Au delà de l’idée et de nos appréhensions sur les schémas de riposte et leur mise à l’échelle, des actions concrètes ci après doivent être engagées en urgence :
Adopter un programme de micro cerclage pour dire confinement sélectif des zones de résidence des cas positifs et ou des contacts dans les 5 régions.
Ensuite pour les 9 autres régions, définir des plans de préparation à l’urgence sanitaire en mobilisant toutes les ressources de la région en s’appuyant sur une cartographie communautaire des mouvements de populations.
Tous les marchés devraient faire l’objet d’une surveillance épidémiologique avec un dispositif de lavage des mains, un thermo-flashage et une unité mobile de dépistage.
Le transport en commun devra être régenté comme cela se fait pour éviter les contaminations communautaires
Tout le personnel de l’aéroport et des gares routières et ports devraient être identifiés, dépistés et placés en quarantaine humanisée.

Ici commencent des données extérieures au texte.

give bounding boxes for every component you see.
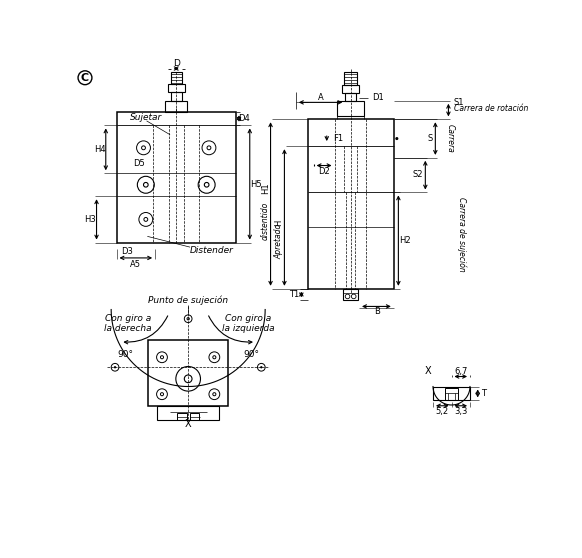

Aujourd’hui, le Sénégal doit faire face à des changements importants dans notre mode de vie, notre manière d’être et la représentation que nous nous faisons de la vie en communauté. De toute évidence, toutes les actions doivent converger vers un maillage sociologique pour partager des messages appropriés aux communautés afin d’éradiquer le covid-19 dans un délai raisonnable.
Mettre en place des équipes communautaires de gestion des alertes et des rumeurs
Identifier toutes les localités susceptibles d’abriter des cas suspects de la maladie à virus
Mettre en place dans les localités à haut risque des unités mobiles de dépistage communautaires pour faciliter l’identification et le prise en charge des cas suspects ;
Identifier les cas suspects dans les ménages et sensibiliser sur l’importance de la notification de tous les cas de maladie en vue de permettre la détection des malades
Mettre en place un réseau de notification des contacts à base communautaire,
Ne pas laisser croire que les formations sanitaires qui devraient être des points de triage et de prise en charge primaire doivent être désertées par les populations par la peur de la contamination en milieu de soin,
Mettre en place une équipe de supervision intégrée et renforcée en vue d’intervenir de façon rapide et efficace aux alertes ;
Mettre en place un système de recherche active des cas suspects dans les établissements de soins publics et privés
Permettez-moi de conclure avec Platon «La vie, qui a en partage la tempérance, le courage, la sagesse, ou la santé, est plus agréable que celle où se trouvent l’intempérance, la lâcheté, la folie ou la maladie ».